L’étude d’un siècle d’application de cette loi, à travers la jurisprudence et ses ajustements successifs (voir l’Étude annuelle Conseil d’État 2004 « Un siècle de laïcité ») permettait déjà d’écarter l’idée que ce débat, dont les premières manifestations remontaient déjà à une dizaine d’années, serait survenu comme un brusque coup de tonnerre dans le ciel serein d’une laïcité consensuelle et apaisée depuis longtemps. Mais avec le recul, force est de constater qu’eu égard à la manière dont il a, à partir des années 2000, été appréhendé et souvent instrumentalisé, dans un contexte sociologique, politique voire géopolitique, particulièrement tourmenté, il ne s’est pas agi d’une simple vicissitude mais bien du début d’une phase cruciale de questionnement quant au contenu et à la signification de ce qui reste, en droit positif, l’un des principes cardinaux du système démocratique français.
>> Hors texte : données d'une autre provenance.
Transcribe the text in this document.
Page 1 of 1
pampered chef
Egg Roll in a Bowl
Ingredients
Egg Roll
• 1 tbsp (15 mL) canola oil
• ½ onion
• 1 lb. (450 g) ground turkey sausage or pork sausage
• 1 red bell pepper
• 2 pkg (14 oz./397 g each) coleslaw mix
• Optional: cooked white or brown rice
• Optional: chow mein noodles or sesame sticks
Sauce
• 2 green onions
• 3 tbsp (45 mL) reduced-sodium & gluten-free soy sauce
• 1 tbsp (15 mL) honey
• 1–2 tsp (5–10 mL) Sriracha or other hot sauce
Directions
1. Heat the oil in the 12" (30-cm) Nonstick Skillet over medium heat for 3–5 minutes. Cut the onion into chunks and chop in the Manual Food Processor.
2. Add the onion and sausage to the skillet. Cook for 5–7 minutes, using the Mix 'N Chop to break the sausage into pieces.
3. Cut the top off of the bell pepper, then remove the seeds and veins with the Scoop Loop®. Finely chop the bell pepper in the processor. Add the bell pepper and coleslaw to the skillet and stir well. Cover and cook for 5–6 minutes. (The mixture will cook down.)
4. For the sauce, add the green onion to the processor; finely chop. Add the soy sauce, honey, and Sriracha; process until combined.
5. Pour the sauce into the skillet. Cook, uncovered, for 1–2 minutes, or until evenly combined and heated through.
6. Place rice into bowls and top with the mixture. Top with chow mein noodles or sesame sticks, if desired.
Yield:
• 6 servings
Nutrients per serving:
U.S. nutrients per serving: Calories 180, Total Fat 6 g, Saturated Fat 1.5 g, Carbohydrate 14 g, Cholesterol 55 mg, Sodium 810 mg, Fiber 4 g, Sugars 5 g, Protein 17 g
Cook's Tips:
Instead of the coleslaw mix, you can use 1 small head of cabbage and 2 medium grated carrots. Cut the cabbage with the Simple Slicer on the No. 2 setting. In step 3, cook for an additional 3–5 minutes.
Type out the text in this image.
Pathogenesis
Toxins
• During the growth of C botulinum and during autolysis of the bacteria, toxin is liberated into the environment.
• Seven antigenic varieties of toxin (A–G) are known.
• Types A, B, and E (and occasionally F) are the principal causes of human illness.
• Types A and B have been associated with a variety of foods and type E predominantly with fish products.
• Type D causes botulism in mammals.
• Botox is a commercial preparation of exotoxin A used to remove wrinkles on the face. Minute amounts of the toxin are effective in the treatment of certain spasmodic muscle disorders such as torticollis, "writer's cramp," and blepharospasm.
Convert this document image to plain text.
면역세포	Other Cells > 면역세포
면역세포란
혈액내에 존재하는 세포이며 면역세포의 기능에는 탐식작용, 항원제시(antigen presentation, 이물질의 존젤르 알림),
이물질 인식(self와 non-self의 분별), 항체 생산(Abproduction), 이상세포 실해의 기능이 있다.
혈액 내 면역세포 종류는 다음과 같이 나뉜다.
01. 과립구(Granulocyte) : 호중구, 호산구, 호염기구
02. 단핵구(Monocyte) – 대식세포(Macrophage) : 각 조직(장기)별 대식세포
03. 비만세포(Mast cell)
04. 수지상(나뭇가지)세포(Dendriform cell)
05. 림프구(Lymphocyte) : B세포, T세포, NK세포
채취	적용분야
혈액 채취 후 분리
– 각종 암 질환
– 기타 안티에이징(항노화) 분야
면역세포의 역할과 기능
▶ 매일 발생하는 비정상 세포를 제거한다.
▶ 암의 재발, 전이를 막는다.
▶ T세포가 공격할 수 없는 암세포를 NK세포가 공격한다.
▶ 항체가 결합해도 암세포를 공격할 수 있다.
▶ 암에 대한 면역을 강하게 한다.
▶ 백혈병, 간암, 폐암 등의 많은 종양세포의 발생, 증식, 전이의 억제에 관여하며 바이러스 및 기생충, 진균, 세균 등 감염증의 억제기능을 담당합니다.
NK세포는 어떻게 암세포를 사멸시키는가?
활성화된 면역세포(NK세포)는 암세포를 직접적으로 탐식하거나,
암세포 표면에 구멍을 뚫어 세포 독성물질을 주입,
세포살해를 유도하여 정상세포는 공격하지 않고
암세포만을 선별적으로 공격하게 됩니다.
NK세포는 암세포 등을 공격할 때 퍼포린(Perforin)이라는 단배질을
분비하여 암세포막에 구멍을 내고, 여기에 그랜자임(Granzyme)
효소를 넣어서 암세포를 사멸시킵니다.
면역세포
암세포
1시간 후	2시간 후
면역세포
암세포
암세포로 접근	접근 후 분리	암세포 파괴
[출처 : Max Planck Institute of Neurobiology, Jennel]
Alors que s’agissant du point précis des signes ou tenues d’appartenance religieuse par les élèves de l’enseignement public, le Gouvernement avait engagé au cours de l’année 2003 une réflexion qui, à partir des travaux de la commission mise en place le 3 juillet 2003, sous la présidence du Médiateur de la République, Bernard Stasi, dont le rapport, remis au Président de la République le 11 décembre 2003, a servi de base au projet de loi adopté par l’assemblée générale du Conseil d’État le 22 janvier 2004, et au vote puis à la promulgation de la loi n° 2004‑228 du 15 mars 2004, le débat avait déjà, au cours de cette période, débordé sur bien d’autres aspects du principe de laïcité.
Ainsi en a-t-il été de la question de son application aux agents publics au regard du principe de neutralité du service public et la juridiction administrative a naturellement été amenée à apporter sa contribution à ce débat : tel a été notamment le cas des juridictions lyonnaises à travers l’affaire alors relativement médiatisée d’une contrôleuse du travail persistant à porter un voile en service1 ; quelques années après, c’est la question des subventions publiques pour des travaux de réalisation d’un ascenseur pour personnes à mobilité réduite dans un édifice religieux emblématique du tourisme lyonnais qui s’est posé à elles2345). Les positions prises à ces deux occasions par la cour ont au demeurant été confirmées par le Conseil d’État6.
Rappelant les premières années ayant suivi la loi de 1905, agitées de conflits aigus, quelquefois violents et qui n’avaient alors rien d’anecdotique (sonneries de cloches, processions, expulsion des congrégations, emploi des ministres du culte), les soubresauts successifs qui ont, sans discontinuer depuis lors, agité la société (burkini, crèches de Noël, port de l’abaya, menus des cantines, accompagnement des sorties scolaires, abattage rituel, calvaires bretons, statues, établissements d’enseignement sous contrat d’association, tenues des sportives…) amènent régulièrement la juridiction administrative à se prononcer dans un climat souvent délétère, s’efforçant à maintenir, dans une sérénité quelquefois mise à mal par les attaques qu’elle commence à son tour à subir à tous égards, des solutions de cohérence. Cette démarche de lisibilité n’est pas toujours facilitée par certaines interventions du législateur lui-même qui peuvent susciter des interrogations sur la portée qu’il entend désormais donner à ce principe (loi n° 2010-1192 du 11 octobre 2010 interdisant la dissimulation du visage dans l’espace public ; loi n° 2121-1109 du 24 août 2021 confortant le respect des principes de la République).
Le 120e anniversaire de la loi de 1905 constituait donc à nouveau une belle opportunité, pour les contributeurs de la revue ALYODA, de revenir sur plusieurs des décisions rendues au cours des dernières années par les juridictions du ressort de la cour ou par la cour elle-même et de livrer leur analyse et quelques réflexions sur l’une ou l’autre de ces différentes thématiques7891011121314. Ils l’ont fait avec leur finesse et leur justesse habituelles. Nul doute en outre que cette contribution éclairante au débat sur la laïcité soit considérablement enrichie par le remarquable travail de collationnement et de présentation des textes pertinents en la matière, réalisé dans l’ouvrage récemment publié sous le titre « Code de la laïcité et du fait religieux » dont ce numéro propose également une présentation.